Le CLC est revenu à la charge comme pour tenir sa promesse faite aux juges de la Cour constitutionnelle le 30 juillet de l’an en cours.

Dans leur communiqué du 19 septembre 2019, les laïcs catholiques disent attendre jusqu’au 30 septembre courant pour voir “la démission de tous les juges de la Cour constitutionnelle, afin de permettre à cette haute institution de vivre sa renaissance avec une nouvelle équipe de juges compétents, dignes et intègres“.

Une exigence déjà faite par le CLC le 30 juillet dans une note adressée au président de la Cour constitutionnelle Benoît Lwamba à qui il a été demandé de “présenter votre démission à la fois comme président et comme membre de la Cour constitutionnelle.

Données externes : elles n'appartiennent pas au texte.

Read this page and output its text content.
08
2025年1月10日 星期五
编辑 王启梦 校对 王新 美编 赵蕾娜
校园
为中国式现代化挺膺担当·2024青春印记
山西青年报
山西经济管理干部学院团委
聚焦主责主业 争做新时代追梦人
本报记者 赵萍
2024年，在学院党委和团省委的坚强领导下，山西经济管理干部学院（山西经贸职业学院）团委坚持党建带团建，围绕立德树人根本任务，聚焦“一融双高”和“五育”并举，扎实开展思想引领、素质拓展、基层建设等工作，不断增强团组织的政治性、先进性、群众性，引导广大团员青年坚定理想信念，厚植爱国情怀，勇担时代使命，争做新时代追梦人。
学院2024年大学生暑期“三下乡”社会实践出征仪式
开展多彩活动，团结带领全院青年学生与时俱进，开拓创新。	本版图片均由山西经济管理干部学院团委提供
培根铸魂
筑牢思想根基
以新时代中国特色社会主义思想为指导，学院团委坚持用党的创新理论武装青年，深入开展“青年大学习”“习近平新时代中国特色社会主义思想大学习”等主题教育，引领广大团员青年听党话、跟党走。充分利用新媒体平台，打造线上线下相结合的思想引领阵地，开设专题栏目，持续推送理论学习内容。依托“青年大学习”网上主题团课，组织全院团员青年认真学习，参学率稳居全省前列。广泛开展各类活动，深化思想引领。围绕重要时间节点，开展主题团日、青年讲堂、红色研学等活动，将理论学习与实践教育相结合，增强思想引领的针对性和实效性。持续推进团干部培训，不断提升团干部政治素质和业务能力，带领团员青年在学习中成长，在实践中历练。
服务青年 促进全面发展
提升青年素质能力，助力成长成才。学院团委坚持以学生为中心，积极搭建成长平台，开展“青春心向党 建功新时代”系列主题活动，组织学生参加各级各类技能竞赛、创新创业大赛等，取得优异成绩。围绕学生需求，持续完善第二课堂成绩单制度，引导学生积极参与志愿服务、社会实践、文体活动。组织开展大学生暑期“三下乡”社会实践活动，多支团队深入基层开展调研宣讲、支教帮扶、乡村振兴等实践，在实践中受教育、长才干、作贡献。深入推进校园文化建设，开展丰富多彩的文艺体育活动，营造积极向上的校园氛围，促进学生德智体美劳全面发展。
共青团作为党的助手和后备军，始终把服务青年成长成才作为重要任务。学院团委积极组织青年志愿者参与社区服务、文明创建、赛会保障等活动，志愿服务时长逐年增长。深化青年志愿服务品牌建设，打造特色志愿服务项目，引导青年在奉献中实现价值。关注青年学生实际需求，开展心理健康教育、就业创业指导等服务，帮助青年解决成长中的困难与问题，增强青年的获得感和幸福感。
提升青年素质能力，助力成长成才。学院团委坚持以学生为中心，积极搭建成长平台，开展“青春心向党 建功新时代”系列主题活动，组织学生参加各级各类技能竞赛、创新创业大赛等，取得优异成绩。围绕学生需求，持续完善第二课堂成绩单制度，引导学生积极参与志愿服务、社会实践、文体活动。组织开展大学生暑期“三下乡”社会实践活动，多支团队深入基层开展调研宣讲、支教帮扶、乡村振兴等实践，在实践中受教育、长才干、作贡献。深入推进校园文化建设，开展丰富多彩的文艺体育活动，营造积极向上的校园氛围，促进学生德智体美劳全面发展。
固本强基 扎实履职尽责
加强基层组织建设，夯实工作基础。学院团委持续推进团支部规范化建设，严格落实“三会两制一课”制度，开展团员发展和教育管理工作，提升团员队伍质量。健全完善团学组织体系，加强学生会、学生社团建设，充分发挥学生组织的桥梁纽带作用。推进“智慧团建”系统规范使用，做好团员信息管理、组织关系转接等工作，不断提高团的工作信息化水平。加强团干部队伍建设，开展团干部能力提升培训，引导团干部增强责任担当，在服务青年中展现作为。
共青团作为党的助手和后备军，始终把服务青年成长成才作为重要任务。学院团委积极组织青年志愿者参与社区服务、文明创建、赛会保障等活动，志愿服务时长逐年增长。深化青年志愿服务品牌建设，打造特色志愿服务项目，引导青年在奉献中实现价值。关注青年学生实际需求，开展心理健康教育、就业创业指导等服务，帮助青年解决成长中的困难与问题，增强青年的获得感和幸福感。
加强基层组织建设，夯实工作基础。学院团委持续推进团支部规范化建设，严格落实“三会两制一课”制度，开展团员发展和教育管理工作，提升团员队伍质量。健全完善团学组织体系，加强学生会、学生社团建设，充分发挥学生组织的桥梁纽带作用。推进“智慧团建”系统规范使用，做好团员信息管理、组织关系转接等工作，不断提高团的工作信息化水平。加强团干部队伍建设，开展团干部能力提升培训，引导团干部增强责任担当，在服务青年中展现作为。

Il invite également tous les autres juges Constitutionnels au même comportement patriotique“.

Cette fois-ci, si la démission volontaire des juges n’intervient pas dans ce délai, “le CLC annonce d’ores et déjà, au nom du peuple congolais, le démarrage à partir du 1er octobre, d’une grande croisade nationale contre la corruption, l’impunité et l’impuissance de la justice et des forces de l’ordre”.

Le CLC reproche à la Cour constitutionnelle d’avoir marché sur la constitution en procédant aux invalidations, révalidations massives des députés nationaux, sur fond de ” corruption et de déni de justice, minant ainsi les fondements même de l’État de droit”.

À ce jour, une trentaine de députés nationaux validés puis invalidés continuent à se présenter aux séances plénières de l’Assemblée nationale, disant ne pas reconnaître “les arrêts arbitraires” rendus par la chambre spéciale de la Cour constitutionnelle qui ne devait siéger que pour réparer les erreurs matérielles survenues lors du traitement des contentieux électoraux, mais s’est arrogé le pouvoir en allant au-delà de sa compétence pour toucher au fond des requêtes en sa possession.